Foresight’s UK production was well ahead of budget due to strong irradiation over the first half of 2022. Image: Foresight Solar.

Foresight Solar has completed its second acquisition of a standalone battery energy storage asset.

It has acquired a 50% equity stake in Clayfords Energy Storage Limited from Intelligent Land Investment Group, which holds the development rights for a 50MW lithium-ion battery energy storage plant based in Buchan, Aberdeenshire, UK.

JLEN Environmental Assets Group Limited has also acquired a 50% stake in the company. The collaboration on this asset builds on the companies’ previous relationship, with the two contracting Anesco to build and maintain 100MW of battery energy storage for them in October for example.

The site is fully consented and construction-ready, with commercial operations expected to start in Q4 2024. Foresight is expecting to invest up to £14.1 million in the site.

Clayfords Energy Storage follows Foresight Solar’s acquisition of the Sandridge Battery project – also in collaboration with JLEN – in Wiltshire, England in May 2021.

This 50MW lithium-io battery has experienced delays to construction due to a programme delay to the grid connection, as well as increased lead times for battery components. This means it will now likely become operational in 2023 as opposed to Q4 2022 as previously stated.

However, the delay is expected to be offset by the improved market outlook for large-scale battery assets, Foresight Solar noted. This follows June seeing record high prices for Dynamic Containment, helping to significantly boost battery storage revenue, a trend that continued through July with storage achieving £21.5 million in that market service.

The company is continuing to review a pipeline of battery storage projects, as it looks to build out its portfolio and provide support to National Grid allowing a greater level of intermittent renewables on the system.

NAV jumps £40.5 million in Q2 due to high power price forecasts

Foresight has announced the acquisition alongside an update on its net asset value (NAV), which has grown to £754.9 million as of 30 June, up from £714.4 million on 31 March 2022.

This was driven by two key factors, the company said. First, a further upward revision in its power price forecasts. These are based on forecasts from three independent advisors, and resulted in a 3.4p per share uplift for Q2.

This uplift was slightly offset by an increase in the company’s long-term solar capture price discounts. Along with boosting Q2, the uplift from power price forecasts for H1 also grew to 9.3p per share.

The second key factor was an update to inflation figures from Foresight Solar’s short-term assumption when actual figures were released in May, which equated to a 6% increase for the first five months of 2022 alone.
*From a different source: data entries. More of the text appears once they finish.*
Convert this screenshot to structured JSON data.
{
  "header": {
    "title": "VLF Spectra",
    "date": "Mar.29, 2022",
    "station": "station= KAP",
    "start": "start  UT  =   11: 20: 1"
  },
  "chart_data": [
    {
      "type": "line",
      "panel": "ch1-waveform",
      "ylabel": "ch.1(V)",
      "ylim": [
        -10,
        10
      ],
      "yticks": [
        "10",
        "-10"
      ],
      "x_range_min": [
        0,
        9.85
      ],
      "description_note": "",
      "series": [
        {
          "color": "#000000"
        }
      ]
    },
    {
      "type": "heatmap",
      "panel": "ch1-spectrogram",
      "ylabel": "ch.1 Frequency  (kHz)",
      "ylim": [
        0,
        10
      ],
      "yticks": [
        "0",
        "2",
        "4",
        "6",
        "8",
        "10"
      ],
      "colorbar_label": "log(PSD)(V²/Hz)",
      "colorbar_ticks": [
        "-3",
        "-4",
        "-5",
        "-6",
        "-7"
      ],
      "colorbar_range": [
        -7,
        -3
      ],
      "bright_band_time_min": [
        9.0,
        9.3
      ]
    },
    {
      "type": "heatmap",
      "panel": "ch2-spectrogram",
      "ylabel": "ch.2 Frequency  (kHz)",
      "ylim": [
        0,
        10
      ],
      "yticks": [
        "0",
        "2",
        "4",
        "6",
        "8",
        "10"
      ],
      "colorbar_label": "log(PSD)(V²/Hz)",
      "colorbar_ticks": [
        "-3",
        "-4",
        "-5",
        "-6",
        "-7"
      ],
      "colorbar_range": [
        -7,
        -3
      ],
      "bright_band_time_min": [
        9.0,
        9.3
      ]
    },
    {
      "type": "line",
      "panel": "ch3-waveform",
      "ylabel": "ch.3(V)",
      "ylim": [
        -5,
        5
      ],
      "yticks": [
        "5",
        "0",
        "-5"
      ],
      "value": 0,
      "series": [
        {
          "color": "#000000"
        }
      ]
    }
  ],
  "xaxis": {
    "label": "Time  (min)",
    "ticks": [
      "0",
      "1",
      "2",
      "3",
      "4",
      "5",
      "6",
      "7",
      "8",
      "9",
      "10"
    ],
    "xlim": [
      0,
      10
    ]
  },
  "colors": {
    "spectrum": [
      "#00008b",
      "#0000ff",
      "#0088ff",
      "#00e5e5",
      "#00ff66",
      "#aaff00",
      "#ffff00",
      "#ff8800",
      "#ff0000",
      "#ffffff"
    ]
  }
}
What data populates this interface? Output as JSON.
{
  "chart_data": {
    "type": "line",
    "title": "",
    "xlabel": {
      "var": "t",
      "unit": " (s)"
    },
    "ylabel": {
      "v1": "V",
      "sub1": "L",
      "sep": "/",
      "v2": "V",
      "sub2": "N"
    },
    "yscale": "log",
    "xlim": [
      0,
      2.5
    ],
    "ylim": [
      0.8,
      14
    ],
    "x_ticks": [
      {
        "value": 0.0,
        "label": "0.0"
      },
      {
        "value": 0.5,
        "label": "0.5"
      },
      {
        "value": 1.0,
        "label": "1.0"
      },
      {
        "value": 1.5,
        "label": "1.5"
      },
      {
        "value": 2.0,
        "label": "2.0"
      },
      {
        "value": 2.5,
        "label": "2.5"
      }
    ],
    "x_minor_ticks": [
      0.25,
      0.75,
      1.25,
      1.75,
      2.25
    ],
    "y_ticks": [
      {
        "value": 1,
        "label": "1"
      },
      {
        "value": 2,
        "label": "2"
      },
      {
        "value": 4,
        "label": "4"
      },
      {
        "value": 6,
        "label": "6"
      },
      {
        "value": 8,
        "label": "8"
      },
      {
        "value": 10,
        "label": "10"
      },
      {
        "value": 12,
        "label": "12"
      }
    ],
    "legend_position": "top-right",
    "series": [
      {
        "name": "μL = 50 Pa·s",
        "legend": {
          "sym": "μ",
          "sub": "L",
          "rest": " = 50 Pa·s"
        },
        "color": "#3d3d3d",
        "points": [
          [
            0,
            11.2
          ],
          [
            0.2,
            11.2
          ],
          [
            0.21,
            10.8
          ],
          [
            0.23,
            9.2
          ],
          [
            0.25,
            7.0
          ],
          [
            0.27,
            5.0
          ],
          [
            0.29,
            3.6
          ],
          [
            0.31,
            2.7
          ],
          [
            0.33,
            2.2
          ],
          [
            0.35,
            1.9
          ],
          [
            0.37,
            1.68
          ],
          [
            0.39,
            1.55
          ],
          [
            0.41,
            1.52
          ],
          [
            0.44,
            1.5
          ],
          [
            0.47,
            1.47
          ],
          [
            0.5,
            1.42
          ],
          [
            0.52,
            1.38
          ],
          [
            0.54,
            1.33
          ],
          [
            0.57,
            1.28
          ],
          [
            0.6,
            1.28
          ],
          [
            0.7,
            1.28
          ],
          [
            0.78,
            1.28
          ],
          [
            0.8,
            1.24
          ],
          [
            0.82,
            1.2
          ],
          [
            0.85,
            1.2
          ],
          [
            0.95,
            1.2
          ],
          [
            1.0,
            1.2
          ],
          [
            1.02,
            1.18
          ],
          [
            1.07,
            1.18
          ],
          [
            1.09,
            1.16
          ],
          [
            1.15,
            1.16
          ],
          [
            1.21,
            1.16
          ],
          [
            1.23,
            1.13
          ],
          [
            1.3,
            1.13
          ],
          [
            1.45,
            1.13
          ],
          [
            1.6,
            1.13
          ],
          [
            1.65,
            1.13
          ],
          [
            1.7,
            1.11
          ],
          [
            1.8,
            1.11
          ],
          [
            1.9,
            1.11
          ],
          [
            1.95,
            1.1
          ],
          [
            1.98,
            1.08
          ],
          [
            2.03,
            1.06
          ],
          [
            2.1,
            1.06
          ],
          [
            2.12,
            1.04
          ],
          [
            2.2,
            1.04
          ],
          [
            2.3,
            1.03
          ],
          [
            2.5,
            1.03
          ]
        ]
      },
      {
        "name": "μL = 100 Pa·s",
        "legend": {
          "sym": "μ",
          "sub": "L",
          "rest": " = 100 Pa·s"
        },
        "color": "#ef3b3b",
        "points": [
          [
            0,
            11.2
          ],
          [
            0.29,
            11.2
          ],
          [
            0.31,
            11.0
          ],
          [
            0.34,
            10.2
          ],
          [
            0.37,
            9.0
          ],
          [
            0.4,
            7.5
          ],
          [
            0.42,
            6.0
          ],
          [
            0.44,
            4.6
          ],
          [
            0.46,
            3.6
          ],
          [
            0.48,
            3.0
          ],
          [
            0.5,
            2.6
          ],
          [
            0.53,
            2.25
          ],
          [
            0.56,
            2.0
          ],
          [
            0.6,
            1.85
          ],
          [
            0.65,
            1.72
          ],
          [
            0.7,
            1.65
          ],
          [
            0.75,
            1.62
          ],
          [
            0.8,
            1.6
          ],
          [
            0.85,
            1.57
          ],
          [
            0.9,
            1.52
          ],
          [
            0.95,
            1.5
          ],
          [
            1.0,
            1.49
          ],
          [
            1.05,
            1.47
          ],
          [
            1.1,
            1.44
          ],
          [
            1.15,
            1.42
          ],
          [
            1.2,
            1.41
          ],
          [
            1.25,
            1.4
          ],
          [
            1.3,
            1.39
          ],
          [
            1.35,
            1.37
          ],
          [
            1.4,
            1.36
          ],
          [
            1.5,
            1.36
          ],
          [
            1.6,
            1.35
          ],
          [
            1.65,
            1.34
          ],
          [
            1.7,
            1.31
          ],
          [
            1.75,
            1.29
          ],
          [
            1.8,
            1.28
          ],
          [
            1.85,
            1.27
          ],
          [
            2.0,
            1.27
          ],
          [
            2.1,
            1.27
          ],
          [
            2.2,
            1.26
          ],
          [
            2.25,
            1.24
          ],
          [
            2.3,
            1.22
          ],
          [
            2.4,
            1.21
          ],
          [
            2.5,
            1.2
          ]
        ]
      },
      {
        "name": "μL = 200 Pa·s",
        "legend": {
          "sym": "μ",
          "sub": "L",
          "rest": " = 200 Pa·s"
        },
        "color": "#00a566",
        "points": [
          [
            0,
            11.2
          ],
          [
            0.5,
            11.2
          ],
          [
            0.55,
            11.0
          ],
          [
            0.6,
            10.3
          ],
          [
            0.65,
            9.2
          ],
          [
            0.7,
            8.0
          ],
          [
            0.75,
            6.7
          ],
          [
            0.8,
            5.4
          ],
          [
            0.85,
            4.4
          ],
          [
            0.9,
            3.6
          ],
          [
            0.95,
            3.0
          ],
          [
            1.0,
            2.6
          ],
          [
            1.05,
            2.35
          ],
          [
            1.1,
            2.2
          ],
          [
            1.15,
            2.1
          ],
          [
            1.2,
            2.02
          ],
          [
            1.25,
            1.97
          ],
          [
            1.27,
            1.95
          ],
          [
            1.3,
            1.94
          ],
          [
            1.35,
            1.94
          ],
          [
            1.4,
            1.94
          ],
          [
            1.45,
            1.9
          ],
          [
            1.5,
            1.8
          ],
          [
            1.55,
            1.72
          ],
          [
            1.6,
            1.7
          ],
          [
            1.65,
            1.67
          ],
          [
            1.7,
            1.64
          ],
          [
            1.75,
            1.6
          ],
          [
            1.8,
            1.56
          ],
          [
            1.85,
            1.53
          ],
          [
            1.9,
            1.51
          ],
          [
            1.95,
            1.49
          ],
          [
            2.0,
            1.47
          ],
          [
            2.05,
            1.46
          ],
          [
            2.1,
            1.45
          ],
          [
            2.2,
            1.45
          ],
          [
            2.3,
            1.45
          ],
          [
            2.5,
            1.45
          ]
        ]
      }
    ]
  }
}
The forecast for the second half of 2022 however remains unchanged at 5%, and is expected to add a further 3.3p per share to the company’s NAV.

For Q2, Foresight Solar’s NAV per ordinary share grew to 123.8p per share from 117.1p per share during the pervious quarter.

Over the first six-months of 2022, the electricity generated by the company’s portfolio was 2.8% above base case, driven by strong operational performance. Its UK production was well ahead of budget due to strong irradiation.

Total revenues for Q2 2022 were 12% ahead of budget, driving H1 2022 revenues up by 18%. Its consolidated EBITDA was 13% ahead of budget for the quarter, and 26% ahead of budget for H1.

As such, Foresight Solar is forecasting an increased minimum target dividend cover of 1.5x for FY22. Its target annual dividend remains at 7.12p per share for the year ending 31 December 2022, and its first payment of 1.78p per share is scheduled to be paid on 26 August as previously announced.

The company’s gross asset value (GAV) as of 30 June 2022 sat at £1,294.9 million, up from £1,244.2 million as of 31 March 2022. Its outstanding debt sits at approximately £540.0 million, representing 41.7% of GAV.

Looking ahead, Foresight Solar has secured further exclusive positions on ready-to-build battery storage projects totalling approximately 60MW, which it expects to complete in the coming months.

Additionally, it has preferential rights on a further pipeline of over 500MW of UK solar projects once they reach ready-to-build stage.